Surgical and Endovascular Management of Unruptured Arteriovenous Malformations

Introduction

Brain arteriovenous malformations (AVMs) are clusters of direct connections of arteries to draining veins without intervening capillary bed . The three main components of an AVM are one or more feeding arteries, the nidus at the site of the arteriovenous shunt, and the draining venous structures. AVMs are high-flow, low-resistant shunts due to a significant pressure difference between the arterial and venous sides. The pressure gradient and resultant high flow trigger remodeling of both arteries and draining veins. Arteries may be dilated and thin walled due to degeneration of the media and elastic lamina or thickened from endothelial proliferation, hypertrophy of the media, and changes in the basal lamina. Remodeling of the venous system is referred to as arterialization and includes thickening of the wall due to cellular proliferation without an organized elastic lamina . The draining veins commonly coalesce and form a major draining vein that eventually drains into a dural venous sinus.
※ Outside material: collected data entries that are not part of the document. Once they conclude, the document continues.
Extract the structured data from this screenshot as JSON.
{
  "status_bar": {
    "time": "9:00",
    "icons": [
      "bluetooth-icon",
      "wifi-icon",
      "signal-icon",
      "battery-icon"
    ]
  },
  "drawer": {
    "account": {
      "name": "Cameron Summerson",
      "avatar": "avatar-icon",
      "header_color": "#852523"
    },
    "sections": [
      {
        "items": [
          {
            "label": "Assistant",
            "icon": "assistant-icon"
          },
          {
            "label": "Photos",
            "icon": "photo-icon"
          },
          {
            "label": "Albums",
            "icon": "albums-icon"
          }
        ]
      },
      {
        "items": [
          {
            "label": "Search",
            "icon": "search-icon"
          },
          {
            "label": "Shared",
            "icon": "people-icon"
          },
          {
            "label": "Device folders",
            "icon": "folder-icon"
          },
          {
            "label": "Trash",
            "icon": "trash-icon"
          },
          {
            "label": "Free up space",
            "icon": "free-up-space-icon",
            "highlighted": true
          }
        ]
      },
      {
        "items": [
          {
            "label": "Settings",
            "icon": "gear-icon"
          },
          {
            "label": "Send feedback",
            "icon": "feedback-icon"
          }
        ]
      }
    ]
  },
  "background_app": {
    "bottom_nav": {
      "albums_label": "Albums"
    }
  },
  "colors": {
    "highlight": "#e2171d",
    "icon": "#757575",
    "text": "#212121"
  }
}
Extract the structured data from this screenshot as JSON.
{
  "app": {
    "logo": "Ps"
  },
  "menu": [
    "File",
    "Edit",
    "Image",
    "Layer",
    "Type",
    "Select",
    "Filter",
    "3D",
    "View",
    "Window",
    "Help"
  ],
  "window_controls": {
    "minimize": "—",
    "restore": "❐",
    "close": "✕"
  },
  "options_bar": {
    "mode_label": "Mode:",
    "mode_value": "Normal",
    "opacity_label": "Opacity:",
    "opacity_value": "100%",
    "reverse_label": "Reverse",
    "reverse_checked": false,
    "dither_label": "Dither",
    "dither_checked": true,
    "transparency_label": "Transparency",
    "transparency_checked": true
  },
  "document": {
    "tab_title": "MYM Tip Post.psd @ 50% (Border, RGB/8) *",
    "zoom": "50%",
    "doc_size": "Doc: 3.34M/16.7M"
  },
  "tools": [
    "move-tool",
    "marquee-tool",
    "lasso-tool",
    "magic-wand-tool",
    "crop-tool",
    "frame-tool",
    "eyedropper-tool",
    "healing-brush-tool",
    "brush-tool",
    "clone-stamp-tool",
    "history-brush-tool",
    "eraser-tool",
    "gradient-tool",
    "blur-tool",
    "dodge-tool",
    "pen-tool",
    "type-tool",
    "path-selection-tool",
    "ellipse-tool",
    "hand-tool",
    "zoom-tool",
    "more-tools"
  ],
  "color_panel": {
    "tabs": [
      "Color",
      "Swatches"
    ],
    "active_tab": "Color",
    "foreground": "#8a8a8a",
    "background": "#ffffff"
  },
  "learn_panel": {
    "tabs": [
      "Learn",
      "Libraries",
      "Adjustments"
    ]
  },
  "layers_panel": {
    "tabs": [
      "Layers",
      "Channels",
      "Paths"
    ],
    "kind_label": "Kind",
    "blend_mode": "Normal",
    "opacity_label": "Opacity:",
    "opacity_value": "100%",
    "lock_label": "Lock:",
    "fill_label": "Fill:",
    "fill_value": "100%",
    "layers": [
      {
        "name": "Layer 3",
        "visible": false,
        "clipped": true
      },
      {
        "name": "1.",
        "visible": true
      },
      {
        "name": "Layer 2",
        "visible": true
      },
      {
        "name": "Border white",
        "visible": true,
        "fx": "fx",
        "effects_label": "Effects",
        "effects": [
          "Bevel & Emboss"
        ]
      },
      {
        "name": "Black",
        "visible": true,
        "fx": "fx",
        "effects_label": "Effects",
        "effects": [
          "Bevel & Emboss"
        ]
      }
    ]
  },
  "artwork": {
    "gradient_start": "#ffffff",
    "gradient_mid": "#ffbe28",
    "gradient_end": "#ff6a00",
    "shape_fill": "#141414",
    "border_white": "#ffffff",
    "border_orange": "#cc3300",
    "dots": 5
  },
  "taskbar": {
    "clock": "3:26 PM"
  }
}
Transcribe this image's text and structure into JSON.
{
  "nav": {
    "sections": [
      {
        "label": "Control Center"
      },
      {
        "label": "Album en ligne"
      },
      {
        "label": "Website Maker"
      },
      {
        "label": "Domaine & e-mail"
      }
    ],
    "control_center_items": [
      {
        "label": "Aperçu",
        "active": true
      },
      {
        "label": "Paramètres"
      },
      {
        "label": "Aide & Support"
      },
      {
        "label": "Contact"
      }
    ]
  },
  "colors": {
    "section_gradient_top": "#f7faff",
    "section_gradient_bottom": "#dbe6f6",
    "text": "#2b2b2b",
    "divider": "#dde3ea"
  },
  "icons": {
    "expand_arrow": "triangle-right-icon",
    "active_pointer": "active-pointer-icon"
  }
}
AVMs are equally distributed between both hemispheres and are most commonly seen in the frontal and parietal lobes. Typically, AVMs are pyramid-shaped lesions with the base oriented toward the meninges and the apex pointing to the ventricle or deep into the brain. Three types of feeding arteries have been described and include terminal, pseudo-terminal, and indirect, or en passage, feeders . The surrounding parenchyma may be stained from previous hemorrhage and exhibits edema, necrosis, and gliosis as a result of ischemic injury related to vascular steal and venous hypertension. The overlying meninges tend to have a thickened, fibrotic appearance. While there is usually no functional brain tissue within the AVM, vessels may be separated by normal brain in diffuse lesions . These diffuse lesions with normal brain tissue intermingled between vessels are termed cerebral proliferative angiopathy and may be regarded as separate from classic AVMs . Other distinguishing features include lobar or hemispheric involvement, the absence of dominant feeders or flow-related aneurysms, transdural supply, proximal stenosis of feeding arteries, and the absence of large, early draining veins .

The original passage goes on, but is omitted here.